Use these training materials to help you apply the Human Rights Act 2019 in your workplace.
Complete the Queensland Human Rights Commission’s (QHRC) free online training course, Introduction to the Human Rights Act 2019.
This training includes:
- what human rights are
- a brief history of human rights and how they are protected in Queensland
- responsibilities of public entities, courts, tribunals and Parliament
- human rights complaints processes.
Additional training courses are available on the QHRC website.
Log in to For government to watch a recording of our human rights 101 session. This is an initial awareness session for Queensland Government employees. It’s not an online training module or in-depth human rights seminar.
You’ll discover the modern system of human rights, Queensland’s Human Rights Act, and how to apply the Act in your work as a Queensland Government employee.
Visit our Human rights resources page and read our fact sheets and guides. They have information about:
- human rights law in Queensland
- individual rights and what they protect
- human rights complaints
- making decisions that are consistent with human rights law
- reviewing and developing policy and legislation that is consistent with human rights law.
Read our hypothetical case studies to help you think about decisions when human rights are affected:
Read our hypothetical scenarios below to see when and how human rights might be affected in the workplace:
- Using an interpreter
- Giving out personal information
- Flexible work arrangements
- Moving freely in Queensland
- Dress code
- Taking submissions
Using an interpreter
You’re a front counter employee and serve a non-English speaking member of the public. They’re having trouble filling in a form and can’t understand what you’re saying. Agency policy is that the form must be completed and it’s only in English.
Do you send them away with the form? Do you organise an interpreter?
Consider the customer’s human rights. They have the right to:
- recognition and equality before the law which means they should be able to use a government service, even if they have different needs.

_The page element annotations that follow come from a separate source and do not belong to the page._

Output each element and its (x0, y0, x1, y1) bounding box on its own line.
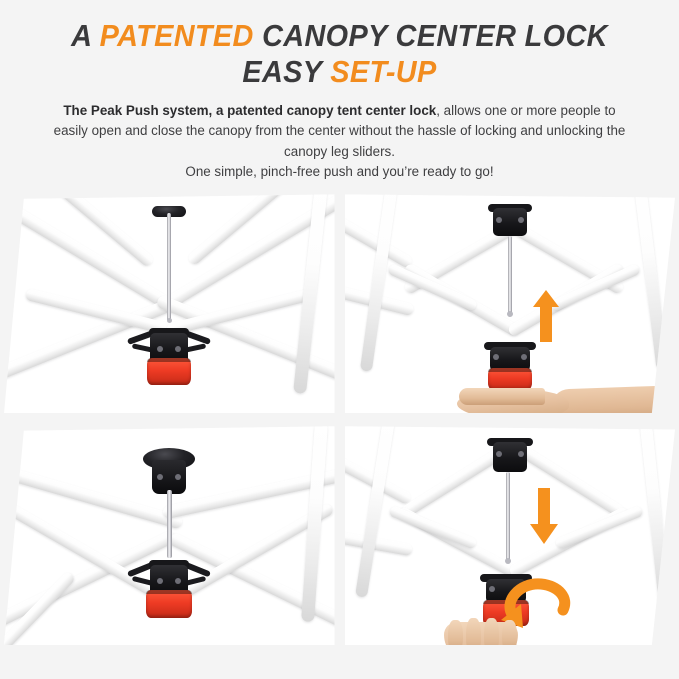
center-rod (167, 490, 172, 558)
panel-twist-down (345, 426, 676, 645)
red-release-cap (146, 590, 192, 618)
finger (484, 618, 499, 645)
arrow-up-icon (533, 290, 559, 342)
header-block: A PATENTED CANOPY CENTER LOCK EASY SET-U… (0, 0, 679, 182)
panel-collapsed-view (4, 194, 335, 413)
center-lock-hub (136, 320, 202, 392)
title-part-c: EASY (242, 54, 330, 89)
top-bracket (488, 204, 532, 240)
bracket-bolt (518, 451, 524, 457)
panel-push-up (345, 194, 676, 413)
frame-tube-vertical-left (354, 426, 394, 598)
rod-tip (507, 311, 513, 317)
bracket-bolt (496, 451, 502, 457)
panel-extended (4, 426, 335, 645)
hand-forearm (550, 385, 675, 413)
frame-tube-vertical-right (633, 194, 668, 370)
photo-push-up (345, 194, 676, 413)
frame-tube (554, 505, 643, 550)
frame-tube (345, 524, 413, 557)
two-hands (444, 616, 603, 645)
frame-tube-vertical-left (359, 194, 397, 372)
title-line1: A PATENTED CANOPY CENTER LOCK (71, 18, 608, 53)
page-title: A PATENTED CANOPY CENTER LOCK EASY SET-U… (37, 18, 642, 90)
title-line2: EASY SET-UP (37, 54, 642, 90)
hand-fingers (459, 388, 545, 405)
infographic-root: A PATENTED CANOPY CENTER LOCK EASY SET-U… (0, 0, 679, 679)
panel-grid (0, 194, 679, 679)
title-highlight-setup: SET-UP (330, 54, 436, 89)
top-bracket (487, 438, 533, 476)
photo-twist-down (345, 426, 676, 645)
center-rod (508, 236, 512, 314)
photo-collapsed-frame (4, 194, 335, 413)
center-lock-hub (136, 554, 202, 626)
arrow-down-icon (530, 488, 558, 544)
red-release-cap (147, 358, 191, 385)
title-part-a: A (71, 18, 100, 53)
finger (466, 618, 481, 645)
description-bold-lead: The Peak Push system, a patented canopy … (63, 103, 436, 118)
frame-tube-vertical-right (639, 426, 671, 606)
bracket-body (493, 442, 527, 472)
photo-extended-frame (4, 426, 335, 645)
open-hand (457, 379, 675, 413)
finger (448, 620, 463, 645)
title-highlight-patented: PATENTED (100, 18, 254, 53)
center-rod (167, 213, 171, 321)
center-rod (506, 472, 510, 562)
description-paragraph: The Peak Push system, a patented canopy … (14, 101, 665, 183)
description-closing-line: One simple, pinch-free push and you’re r… (185, 164, 493, 179)
title-part-b: CANOPY CENTER LOCK (254, 18, 608, 53)
finger (502, 620, 517, 645)
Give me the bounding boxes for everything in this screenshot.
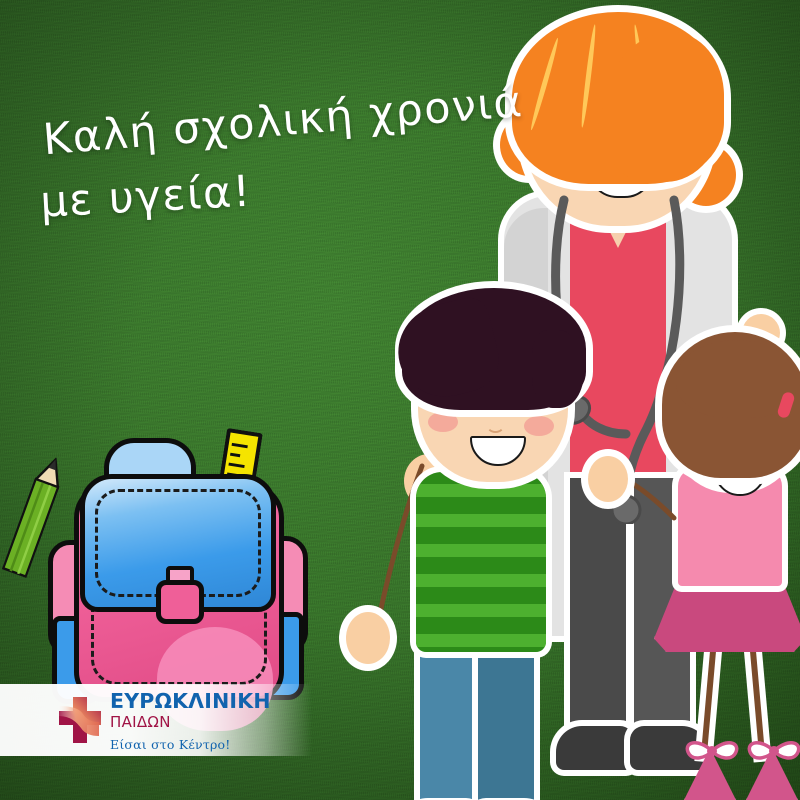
boy-shirt-stripe bbox=[416, 484, 546, 497]
logo-title: ΕΥΡΩΚΛΙΝΙΚΗ bbox=[110, 690, 271, 713]
boy-shirt-stripe bbox=[416, 634, 546, 647]
boy-child bbox=[382, 276, 602, 800]
boy-cheek-left bbox=[428, 412, 458, 432]
boy-pant-left bbox=[420, 636, 474, 800]
boy-shirt-stripe bbox=[416, 574, 546, 587]
logo-band: ΕΥΡΩΚΛΙΝΙΚΗ ΠΑΙΔΩΝ Είσαι στο Κέντρο! bbox=[0, 684, 312, 756]
boy-hair-tip-right bbox=[532, 330, 584, 408]
school-backpack bbox=[20, 430, 310, 710]
boy-cheek-right bbox=[524, 416, 554, 436]
girl-child bbox=[650, 318, 800, 800]
boy-nose bbox=[486, 416, 505, 433]
boy-pant-right bbox=[478, 636, 534, 800]
boy-shirt-stripe bbox=[416, 514, 546, 527]
boy-smile bbox=[470, 436, 526, 466]
logo-tagline: Είσαι στο Κέντρο! bbox=[110, 737, 271, 752]
doctor-hair-highlight bbox=[580, 24, 598, 128]
medical-cross-icon bbox=[57, 696, 103, 744]
poster-canvas: Καλή σχολική χρονιά με υγεία! bbox=[0, 0, 800, 800]
logo-text-block: ΕΥΡΩΚΛΙΝΙΚΗ ΠΑΙΔΩΝ Είσαι στο Κέντρο! bbox=[110, 690, 271, 752]
doctor-hair-highlight bbox=[529, 37, 560, 131]
boy-striped-shirt bbox=[416, 472, 546, 652]
backpack-buckle bbox=[156, 580, 204, 624]
boy-shirt-stripe bbox=[416, 604, 546, 617]
boy-hand bbox=[346, 612, 390, 664]
girl-shoe-bow-left bbox=[678, 736, 746, 766]
boy-shirt-stripe bbox=[416, 544, 546, 557]
girl-shoe-bow-right bbox=[740, 736, 800, 766]
logo-subtitle: ΠΑΙΔΩΝ bbox=[110, 713, 271, 732]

- privacy and reputation which could be affected by using an interpreter. The interpreter might find out private information.
Giving out personal information
You’re an administrative officer and a customer asks you for a copy of a document that contains personal information about their mother.
Do you give them a copy of the document?
You need to follow your work processes, but also consider the human rights of the customer and their mother.
If the customer is asking for a document that contains information they legitimately need, and you don’t provide it, this decision could interfere with their right to freedom of expression. The right to freedom of expression includes the right to ask for information from the government.
If the customer is asking for a document that contains personal information about their mother and you provide it, this decision could interfere with the mother’s right to privacy.
Flexible work arrangements
A new employee asks for flexible work arrangements. They need to leave early each day to collect their child from school. You already have one employee leaving early each day for health reasons. Having another person in the team leaving early could impact your team’s coverage during business hours.
Do you approve the flexible work arrangement?
You need to consider your employee’s human rights. They have the right to:
- protection of families and children. Their children have the right to protection that is in their best interests.
- recognition and equality before the law. If you treat them differently to other people at work because they’re a parent, it could be discrimination.
- take part in public life, which includes the right to access the public service without discrimination.
Moving freely in Queensland
You’re a park ranger who has found a member of the public off-trail in a national park. There is a fire nearby and you’re concerned they may get lost or injured. They insist they have a compass and know where they’re going.
Do you insist they return to the trail or leave the park? Do you ask for their personal details so you can follow up with them and make sure they get to where they intend to go?
You need to consider this person’s human rights. They have the right to:
- freedom of movement, which includes telling people where and how to move or stop
- privacy, which is engaged if you ask someone for their name, identification, or other information
- life and security of person, which includes their physical safety.
You work in an agency that regularly meets with clients. As part of the leadership team, you’re tasked to consider introducing a dress code. Someone suggests restricting religious and cultural clothing, or things with political slogans, so as not to risk offending some clients.
Do you support this?
You need to consider the affected human rights. Employees and customers have the right to:
- freedom of thought, conscience, religion and belief. People can believe what they want and can demonstrate their belief.
- freedom of expression. People can have an opinion and express that opinion the way they choose. This includes how we express ourselves in the way we dress, as well as slogans on t-shirts.
- enjoy their identity and culture
- recognition and equality before the law. Everyone should be able to use a government service, even if they have different needs or believe different things.
You’re overseeing a redevelopment project for a popular park. You want to find out what people would like as part of the park’s redevelopment. Your co-worker suggests placing a submission box at the park. That way you’ll get feedback from the people who use the park.
What approach do you take?
You need to consider the affected human rights. Queenslanders have the right to:
- participate in public affairs without discrimination. Your decision could affect the rights of some members of the public to take part in the submissions process.
- freedom of expression. Everyone has the right to seek, receive, and share information and ideas of all kinds.
- recognition and equality before the law. Your decision could restrict some people with certain attributes from being able to participate in the process, or favour certain people over others.